Suzano, the world’s largest pulp producer, announces its results for the third quarter of 2025 (3Q25), reporting sales of 3.6 million tonnes of pulp and paper combined, a 20% increase on the same quarter last year (3Q24). The positive result is driven by the operations of the Ribas do Rio Pardo pulp mill, inaugurated in 2024, and by the integration of paper production from assets acquired in the United States in October 2024.

The cash cost of pulp production (excluding downtime) was R$801 per tonne, a 7% reduction compared to 3Q24, another positive highlight of the quarter. The results reflect the continuation of the downward trend in production costs and the ongoing improvement in structural competitiveness.

Net revenue for the quarter totalled R$12.2 billion, broadly flat on the comparable period last year. Adjusted EBITDA totalled R$5.2 billion and operating cash generation was positive at R$3.4 billion. The movement is mainly influenced by lower pulp prices and a weaker exchange rate for exports. Net profit totalled R$2 billion.

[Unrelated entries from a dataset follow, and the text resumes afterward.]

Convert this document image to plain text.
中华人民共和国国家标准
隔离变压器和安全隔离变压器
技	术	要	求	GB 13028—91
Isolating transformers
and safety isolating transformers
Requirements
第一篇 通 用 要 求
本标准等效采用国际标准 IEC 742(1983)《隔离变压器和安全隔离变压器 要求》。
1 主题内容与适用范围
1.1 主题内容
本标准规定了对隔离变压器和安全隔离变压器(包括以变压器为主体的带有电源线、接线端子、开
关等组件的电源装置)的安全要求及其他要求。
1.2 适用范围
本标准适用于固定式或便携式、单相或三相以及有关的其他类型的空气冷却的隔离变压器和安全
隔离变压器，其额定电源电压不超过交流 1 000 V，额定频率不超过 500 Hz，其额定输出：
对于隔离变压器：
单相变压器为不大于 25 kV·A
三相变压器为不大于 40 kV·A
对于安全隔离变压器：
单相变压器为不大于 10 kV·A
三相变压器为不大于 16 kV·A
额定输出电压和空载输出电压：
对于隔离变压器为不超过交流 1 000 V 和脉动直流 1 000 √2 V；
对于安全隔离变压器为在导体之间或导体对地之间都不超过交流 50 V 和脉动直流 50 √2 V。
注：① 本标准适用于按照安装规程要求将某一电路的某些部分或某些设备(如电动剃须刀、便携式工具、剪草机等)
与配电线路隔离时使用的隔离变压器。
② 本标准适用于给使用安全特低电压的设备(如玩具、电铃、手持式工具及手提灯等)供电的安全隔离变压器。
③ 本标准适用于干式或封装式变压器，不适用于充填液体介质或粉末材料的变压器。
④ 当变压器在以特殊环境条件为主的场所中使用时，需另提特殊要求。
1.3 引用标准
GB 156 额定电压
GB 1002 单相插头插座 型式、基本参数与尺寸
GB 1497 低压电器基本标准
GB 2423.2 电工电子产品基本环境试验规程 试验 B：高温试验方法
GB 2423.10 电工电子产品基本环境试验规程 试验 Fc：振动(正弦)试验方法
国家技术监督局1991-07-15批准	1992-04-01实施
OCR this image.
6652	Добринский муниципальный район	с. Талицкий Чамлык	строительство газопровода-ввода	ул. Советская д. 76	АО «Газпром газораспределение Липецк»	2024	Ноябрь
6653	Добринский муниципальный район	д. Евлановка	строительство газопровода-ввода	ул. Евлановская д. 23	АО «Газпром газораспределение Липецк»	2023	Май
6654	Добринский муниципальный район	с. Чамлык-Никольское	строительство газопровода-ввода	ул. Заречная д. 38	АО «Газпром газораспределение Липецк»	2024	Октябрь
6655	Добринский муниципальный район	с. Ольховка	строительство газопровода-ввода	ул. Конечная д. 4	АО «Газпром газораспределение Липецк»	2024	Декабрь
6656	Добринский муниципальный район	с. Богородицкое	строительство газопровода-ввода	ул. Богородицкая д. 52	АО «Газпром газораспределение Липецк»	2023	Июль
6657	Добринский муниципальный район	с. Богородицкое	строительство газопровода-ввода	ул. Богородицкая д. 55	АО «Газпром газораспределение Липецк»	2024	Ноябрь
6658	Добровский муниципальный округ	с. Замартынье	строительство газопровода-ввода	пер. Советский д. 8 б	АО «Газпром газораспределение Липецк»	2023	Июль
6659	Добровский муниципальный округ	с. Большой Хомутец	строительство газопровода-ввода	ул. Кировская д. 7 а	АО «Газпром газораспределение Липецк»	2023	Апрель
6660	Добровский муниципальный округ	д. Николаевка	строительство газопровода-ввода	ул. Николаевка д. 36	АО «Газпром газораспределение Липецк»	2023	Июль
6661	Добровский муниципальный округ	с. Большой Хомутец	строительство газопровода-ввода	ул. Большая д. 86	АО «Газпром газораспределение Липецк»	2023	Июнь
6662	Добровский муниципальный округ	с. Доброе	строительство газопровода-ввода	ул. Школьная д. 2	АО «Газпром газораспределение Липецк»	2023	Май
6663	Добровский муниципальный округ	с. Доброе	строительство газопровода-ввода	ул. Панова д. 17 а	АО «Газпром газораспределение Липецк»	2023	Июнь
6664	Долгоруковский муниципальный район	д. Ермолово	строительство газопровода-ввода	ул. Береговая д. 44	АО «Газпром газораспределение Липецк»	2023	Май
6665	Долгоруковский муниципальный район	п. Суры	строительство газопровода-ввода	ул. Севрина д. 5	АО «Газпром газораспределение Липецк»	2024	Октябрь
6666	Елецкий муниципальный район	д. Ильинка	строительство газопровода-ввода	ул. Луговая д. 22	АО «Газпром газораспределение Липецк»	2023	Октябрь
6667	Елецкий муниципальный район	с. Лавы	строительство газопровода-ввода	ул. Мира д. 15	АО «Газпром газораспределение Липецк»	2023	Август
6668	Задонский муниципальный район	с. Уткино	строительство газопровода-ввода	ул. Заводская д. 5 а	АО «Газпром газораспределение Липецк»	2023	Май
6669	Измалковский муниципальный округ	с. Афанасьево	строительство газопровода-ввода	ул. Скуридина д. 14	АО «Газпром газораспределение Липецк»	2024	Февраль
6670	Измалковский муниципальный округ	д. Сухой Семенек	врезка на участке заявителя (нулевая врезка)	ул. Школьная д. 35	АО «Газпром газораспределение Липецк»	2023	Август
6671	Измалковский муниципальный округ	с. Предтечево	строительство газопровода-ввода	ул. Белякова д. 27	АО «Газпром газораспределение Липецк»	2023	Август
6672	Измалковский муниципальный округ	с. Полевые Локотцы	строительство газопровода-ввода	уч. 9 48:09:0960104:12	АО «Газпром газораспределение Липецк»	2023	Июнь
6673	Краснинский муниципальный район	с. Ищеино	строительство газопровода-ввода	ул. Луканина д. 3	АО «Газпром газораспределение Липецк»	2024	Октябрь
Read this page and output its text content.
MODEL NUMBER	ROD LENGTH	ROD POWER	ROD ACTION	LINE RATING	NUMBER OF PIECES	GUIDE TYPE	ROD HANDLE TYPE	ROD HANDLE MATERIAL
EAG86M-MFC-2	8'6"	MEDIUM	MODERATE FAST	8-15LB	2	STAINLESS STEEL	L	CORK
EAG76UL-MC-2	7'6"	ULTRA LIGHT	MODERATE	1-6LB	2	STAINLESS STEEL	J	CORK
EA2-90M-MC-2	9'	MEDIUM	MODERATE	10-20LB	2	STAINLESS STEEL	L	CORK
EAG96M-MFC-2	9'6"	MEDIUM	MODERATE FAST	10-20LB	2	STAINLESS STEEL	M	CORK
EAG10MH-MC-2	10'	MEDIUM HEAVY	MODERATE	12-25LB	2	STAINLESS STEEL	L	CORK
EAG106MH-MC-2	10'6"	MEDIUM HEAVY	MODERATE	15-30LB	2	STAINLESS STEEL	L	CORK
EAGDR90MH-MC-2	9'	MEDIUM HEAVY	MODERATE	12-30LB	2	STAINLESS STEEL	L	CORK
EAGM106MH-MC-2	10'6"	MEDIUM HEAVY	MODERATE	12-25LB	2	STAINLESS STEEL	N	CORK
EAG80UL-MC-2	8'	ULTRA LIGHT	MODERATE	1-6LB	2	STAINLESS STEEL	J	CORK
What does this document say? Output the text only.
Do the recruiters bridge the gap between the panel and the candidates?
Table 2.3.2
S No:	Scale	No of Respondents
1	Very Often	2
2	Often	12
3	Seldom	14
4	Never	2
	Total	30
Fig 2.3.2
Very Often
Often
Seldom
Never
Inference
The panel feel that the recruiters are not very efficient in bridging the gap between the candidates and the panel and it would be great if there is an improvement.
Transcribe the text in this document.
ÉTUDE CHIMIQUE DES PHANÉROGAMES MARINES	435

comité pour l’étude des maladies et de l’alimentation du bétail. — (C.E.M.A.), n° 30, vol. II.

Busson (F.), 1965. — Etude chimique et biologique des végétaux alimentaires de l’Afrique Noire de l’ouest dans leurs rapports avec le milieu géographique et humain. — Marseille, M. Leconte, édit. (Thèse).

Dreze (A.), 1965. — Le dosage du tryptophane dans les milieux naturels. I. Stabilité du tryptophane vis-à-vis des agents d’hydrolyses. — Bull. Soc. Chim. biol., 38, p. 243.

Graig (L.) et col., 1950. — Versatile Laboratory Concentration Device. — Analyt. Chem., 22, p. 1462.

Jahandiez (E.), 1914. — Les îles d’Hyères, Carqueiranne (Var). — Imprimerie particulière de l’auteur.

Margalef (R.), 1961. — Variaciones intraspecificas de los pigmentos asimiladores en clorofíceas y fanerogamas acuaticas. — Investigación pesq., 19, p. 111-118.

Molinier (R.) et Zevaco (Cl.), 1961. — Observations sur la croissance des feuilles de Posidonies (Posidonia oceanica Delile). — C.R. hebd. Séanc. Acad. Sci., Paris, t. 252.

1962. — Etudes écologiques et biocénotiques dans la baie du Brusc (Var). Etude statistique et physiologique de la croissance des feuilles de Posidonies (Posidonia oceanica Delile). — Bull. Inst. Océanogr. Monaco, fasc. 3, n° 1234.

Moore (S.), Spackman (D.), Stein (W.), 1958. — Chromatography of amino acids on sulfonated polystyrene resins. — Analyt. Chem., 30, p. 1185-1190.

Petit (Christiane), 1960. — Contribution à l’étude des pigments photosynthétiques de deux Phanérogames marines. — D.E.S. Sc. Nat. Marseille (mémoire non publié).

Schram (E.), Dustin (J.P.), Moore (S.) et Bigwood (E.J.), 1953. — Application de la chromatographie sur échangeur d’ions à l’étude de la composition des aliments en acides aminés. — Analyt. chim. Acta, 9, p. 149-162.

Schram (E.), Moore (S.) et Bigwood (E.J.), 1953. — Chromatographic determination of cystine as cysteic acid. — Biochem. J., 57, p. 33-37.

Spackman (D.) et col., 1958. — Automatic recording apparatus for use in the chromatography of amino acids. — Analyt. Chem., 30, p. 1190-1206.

Suzano Packaging delivered its first positive Adjusted EBITDA from the US operations acquired in October 2024. The result reflects the company's focus on value generation from the integrated asset base.

Suzano’s net leverage in U.S. dollars ended the quarter at 3.3 times in USD. The cash position at the end of Q3 totalled US$6.5bn.

Beto Abreu, CEO of Suzano, commented:

“Even in challenging market conditions, we continued to improve our competitiveness and we remain strongly cash generative, boosted by the exceptional efficiency of our new Ribas do Rio Pardo mill. We remain focused on further strengthening our competitiveness, deleveraging the company and unlocking value from the capital allocations made to date. The solid progress toward establishing the joint venture with Kimberly-Clark, along with the learnings and positive momentum from our packaging operations in the United States, indicate we are on the right path.”